As three prison officers restrained him, Mr Rogers, 55, shouted: 'I am going to kill you, I will get him one way or another. Life - is that all he gets after what he has done to me and my daughter?'
After the jury returned its unanimous verdict, Mr Justice Alliott told Singleton, 36, he was passing the sentence prescribed by law. 'I do so remaining, as the jury must, in ignorance of what actually happened after you had taken that girl into your custody. That is a matter that gives me grave concern as to your dangerousness.'
Michael Mansfield QC, for Singleton, said his client would appeal against the verdict. Singleton of Broadfield, Crawley, West Sussex has always protested his innocence.
After the trial Det Supt Michael Bennison, who led the murder inquiry, said Singleton had stalked Lynne and described the verdict as 'true and just'. He added: 'Singleton was a cruel and calculating killer who would have struck again because of the way he lured this girl to her death.'
Lynne Rogers was strangled after she arranged to meet Singleton for a job interview at Charing Cross station, London, on 4 September last year. Five days later her body was discovered hidden in brambles off a country lane in Rotherfield, east Sussex.
She had not been sexually assaulted but her body was bruised and she had been bitten on the chin. Bernard Sims, a forensic dentist, said the toothmarks bore a 'significant' correlation with Singleton's upper teeth.
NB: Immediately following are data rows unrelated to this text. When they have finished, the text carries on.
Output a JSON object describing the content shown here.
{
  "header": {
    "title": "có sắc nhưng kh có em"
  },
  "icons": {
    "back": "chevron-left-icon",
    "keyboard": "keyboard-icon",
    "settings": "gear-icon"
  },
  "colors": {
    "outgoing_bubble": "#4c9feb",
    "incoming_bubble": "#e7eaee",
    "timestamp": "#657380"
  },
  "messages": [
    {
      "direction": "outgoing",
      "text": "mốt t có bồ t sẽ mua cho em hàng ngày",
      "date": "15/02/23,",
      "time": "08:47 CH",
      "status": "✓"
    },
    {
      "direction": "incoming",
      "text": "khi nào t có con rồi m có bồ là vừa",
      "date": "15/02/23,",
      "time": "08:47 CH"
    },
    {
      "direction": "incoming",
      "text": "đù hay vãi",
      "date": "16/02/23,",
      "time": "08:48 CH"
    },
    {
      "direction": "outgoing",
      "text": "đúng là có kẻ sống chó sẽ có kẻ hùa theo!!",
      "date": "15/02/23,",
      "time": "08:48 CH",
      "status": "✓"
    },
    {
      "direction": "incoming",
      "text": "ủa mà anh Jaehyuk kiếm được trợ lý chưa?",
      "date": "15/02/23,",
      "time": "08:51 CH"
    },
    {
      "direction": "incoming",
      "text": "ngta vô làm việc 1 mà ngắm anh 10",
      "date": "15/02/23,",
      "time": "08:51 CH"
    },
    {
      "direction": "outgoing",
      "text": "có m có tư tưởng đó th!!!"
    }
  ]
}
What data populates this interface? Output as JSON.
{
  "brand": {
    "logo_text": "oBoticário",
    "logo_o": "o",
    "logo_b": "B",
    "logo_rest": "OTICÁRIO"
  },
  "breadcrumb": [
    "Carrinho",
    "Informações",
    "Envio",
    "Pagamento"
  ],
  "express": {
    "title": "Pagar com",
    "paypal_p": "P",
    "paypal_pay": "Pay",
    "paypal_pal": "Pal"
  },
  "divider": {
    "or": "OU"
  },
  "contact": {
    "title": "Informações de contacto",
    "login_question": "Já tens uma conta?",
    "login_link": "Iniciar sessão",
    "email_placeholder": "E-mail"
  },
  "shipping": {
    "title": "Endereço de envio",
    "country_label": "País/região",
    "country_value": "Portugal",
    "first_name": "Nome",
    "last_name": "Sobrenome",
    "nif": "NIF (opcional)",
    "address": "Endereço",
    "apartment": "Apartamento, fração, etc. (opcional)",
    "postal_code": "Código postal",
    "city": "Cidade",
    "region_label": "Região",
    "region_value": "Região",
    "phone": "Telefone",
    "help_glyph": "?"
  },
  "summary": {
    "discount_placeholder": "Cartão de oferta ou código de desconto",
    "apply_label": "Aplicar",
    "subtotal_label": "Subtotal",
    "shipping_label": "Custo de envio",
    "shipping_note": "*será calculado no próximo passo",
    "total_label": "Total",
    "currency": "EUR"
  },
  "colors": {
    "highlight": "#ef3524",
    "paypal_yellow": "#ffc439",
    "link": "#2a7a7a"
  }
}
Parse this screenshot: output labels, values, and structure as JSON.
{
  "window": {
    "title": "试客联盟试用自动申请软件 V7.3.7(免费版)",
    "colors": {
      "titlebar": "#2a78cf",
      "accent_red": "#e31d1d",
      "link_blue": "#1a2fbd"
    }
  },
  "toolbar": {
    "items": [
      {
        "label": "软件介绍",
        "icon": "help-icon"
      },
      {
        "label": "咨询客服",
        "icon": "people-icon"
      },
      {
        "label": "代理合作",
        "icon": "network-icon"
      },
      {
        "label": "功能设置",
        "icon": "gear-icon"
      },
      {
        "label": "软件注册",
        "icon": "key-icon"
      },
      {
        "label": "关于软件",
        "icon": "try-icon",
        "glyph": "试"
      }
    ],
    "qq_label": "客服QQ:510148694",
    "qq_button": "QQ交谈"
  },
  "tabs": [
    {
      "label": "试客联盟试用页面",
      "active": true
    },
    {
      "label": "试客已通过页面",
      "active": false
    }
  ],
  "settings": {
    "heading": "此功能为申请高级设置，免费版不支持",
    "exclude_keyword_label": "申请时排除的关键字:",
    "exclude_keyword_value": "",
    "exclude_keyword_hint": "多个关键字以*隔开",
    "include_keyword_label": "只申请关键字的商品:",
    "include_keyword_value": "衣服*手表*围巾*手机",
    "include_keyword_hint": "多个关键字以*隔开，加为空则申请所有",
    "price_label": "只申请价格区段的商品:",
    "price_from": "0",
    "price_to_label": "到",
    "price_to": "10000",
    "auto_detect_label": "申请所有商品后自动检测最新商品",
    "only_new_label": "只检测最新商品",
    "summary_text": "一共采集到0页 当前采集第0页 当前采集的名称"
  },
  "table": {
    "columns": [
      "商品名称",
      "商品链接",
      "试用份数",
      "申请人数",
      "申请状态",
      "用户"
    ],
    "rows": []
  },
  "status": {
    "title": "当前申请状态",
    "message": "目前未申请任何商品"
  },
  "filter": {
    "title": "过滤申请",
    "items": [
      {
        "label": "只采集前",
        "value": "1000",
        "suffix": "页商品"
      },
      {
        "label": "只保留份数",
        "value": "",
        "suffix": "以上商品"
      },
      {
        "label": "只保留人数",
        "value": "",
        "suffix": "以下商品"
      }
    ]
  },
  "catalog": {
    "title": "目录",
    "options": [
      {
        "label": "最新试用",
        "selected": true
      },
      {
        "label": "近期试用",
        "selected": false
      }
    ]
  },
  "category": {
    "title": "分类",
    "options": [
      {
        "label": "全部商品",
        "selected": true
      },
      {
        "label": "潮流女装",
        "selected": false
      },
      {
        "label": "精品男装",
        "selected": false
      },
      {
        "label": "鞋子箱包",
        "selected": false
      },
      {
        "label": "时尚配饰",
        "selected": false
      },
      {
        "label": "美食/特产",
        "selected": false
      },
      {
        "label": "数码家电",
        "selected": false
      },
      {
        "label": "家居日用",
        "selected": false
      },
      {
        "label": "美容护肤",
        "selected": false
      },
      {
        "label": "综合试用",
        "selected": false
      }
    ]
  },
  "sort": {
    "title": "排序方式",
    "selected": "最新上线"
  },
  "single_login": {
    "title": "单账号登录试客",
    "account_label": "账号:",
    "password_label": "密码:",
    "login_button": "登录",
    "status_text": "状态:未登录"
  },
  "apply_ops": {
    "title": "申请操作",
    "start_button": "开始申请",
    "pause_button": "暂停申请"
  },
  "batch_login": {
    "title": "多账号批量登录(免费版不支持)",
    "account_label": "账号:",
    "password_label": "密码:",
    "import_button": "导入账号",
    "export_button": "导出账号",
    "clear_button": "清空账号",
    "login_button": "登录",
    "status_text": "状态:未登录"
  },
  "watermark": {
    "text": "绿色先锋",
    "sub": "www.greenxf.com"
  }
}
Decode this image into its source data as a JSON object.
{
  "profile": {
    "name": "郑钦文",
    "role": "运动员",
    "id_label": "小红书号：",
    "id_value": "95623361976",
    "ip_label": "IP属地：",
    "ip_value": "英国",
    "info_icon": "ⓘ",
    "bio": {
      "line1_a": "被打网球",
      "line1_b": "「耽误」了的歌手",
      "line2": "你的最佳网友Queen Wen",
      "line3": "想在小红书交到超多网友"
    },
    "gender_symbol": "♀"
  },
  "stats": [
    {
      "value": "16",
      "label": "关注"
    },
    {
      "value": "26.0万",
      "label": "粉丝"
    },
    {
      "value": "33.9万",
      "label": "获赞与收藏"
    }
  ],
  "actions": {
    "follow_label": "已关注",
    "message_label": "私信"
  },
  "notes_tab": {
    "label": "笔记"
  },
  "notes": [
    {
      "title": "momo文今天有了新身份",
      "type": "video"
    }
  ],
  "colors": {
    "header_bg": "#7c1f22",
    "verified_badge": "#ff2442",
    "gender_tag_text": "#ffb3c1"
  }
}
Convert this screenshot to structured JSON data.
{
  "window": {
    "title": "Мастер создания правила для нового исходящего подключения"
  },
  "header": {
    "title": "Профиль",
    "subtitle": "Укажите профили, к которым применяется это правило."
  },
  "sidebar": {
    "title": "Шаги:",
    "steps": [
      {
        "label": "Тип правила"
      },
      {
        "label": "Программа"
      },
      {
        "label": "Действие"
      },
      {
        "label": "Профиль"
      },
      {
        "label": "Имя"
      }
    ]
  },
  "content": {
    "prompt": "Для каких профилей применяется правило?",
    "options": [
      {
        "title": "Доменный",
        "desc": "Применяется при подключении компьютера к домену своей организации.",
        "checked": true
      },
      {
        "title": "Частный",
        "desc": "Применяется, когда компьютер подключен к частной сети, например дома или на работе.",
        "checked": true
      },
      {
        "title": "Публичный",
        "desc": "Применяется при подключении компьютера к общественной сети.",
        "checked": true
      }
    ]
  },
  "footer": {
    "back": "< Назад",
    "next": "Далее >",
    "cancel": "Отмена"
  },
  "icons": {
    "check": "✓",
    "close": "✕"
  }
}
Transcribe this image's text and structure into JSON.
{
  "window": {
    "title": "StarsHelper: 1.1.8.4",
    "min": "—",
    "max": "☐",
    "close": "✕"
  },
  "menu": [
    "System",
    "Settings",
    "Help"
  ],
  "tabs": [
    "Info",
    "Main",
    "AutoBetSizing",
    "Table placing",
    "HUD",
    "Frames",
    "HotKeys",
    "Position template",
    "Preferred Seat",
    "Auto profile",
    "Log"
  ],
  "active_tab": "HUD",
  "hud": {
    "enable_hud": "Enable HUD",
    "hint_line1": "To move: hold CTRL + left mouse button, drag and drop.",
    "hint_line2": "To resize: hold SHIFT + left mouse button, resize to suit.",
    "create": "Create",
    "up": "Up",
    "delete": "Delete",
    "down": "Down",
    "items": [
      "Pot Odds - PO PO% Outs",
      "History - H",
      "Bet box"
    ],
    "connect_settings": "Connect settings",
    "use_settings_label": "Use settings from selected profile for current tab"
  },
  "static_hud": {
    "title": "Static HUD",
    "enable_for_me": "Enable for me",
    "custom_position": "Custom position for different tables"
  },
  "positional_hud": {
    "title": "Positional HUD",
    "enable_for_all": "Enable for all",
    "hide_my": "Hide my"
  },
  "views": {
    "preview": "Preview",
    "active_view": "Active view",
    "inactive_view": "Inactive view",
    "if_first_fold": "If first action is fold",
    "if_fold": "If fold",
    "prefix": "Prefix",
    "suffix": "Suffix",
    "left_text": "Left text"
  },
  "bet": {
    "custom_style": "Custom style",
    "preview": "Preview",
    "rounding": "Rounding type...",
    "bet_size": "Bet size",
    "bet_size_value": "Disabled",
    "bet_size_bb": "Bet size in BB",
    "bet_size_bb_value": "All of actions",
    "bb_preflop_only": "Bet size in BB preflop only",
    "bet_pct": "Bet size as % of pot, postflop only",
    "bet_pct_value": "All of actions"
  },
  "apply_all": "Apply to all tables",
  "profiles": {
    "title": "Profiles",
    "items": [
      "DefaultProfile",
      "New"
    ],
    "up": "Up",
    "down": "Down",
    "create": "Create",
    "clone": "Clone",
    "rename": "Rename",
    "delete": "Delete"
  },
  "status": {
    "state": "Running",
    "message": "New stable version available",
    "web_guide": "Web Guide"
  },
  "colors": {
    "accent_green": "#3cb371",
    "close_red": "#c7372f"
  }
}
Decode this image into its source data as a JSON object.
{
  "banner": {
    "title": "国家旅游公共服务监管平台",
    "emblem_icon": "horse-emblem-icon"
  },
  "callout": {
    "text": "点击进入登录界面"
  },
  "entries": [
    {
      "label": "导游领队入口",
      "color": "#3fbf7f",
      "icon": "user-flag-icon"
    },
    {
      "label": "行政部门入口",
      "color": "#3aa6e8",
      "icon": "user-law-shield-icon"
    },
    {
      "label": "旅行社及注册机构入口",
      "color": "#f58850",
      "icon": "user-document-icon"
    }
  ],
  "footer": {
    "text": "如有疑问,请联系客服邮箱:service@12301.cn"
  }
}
After being made redundant from her job with a firm of investment brokers in July, Lynne sent her curriculum vitae, which included her address and telephone number, to more than 100 job agencies.
One of her CVs had been sent to Africa Hinterland, a travel company at the Greenwich business centre. Singleton, who had a car paint-spraying company at the centre, stole her CV from the communal postroom.
He then rang Lynne's house four times claiming to be an executive with a travel company and offered her a job stewarding executive flights with a salary of pounds 14,000.
Her sister, Suzanne, 20, spoke to Singleton twice and heard aircraft noises in the background. At one point he said: 'Flight 101 prepare to take off.'
Two weeks ago police seized a tape with aircraft noises and references to Flight 101 from Singleton's girlfriend's home in Catford, south-east London.
Her father and her boyfriend, Spencer Clarke, both warned Lynne to check Singleton's credentials. 'She listened but I think the money clouded her rational thinking,' Mr Clarke said.
Lynne waited for more than an hour at Charing Cross station for Singleton. She was last seen by a taxi driver, who was struck by her smart appearance, getting into a blue Vauxhall Carlton. Singleton owns such a car.
His car was also seen by Richard Ellis, a farmer, in Rotherfield within a quarter of a mile of where Miss Roger's body was discovered. Mr Ellis had written down the number plate because it was parked 'oddly'. Singleton told the police he had never been to Rotherfield.
Black carpet fibres found on Miss Singleton's clothing matched fibres found at Singleton's home and on the passenger seat of his car. The police still do not know where or when Lynne died.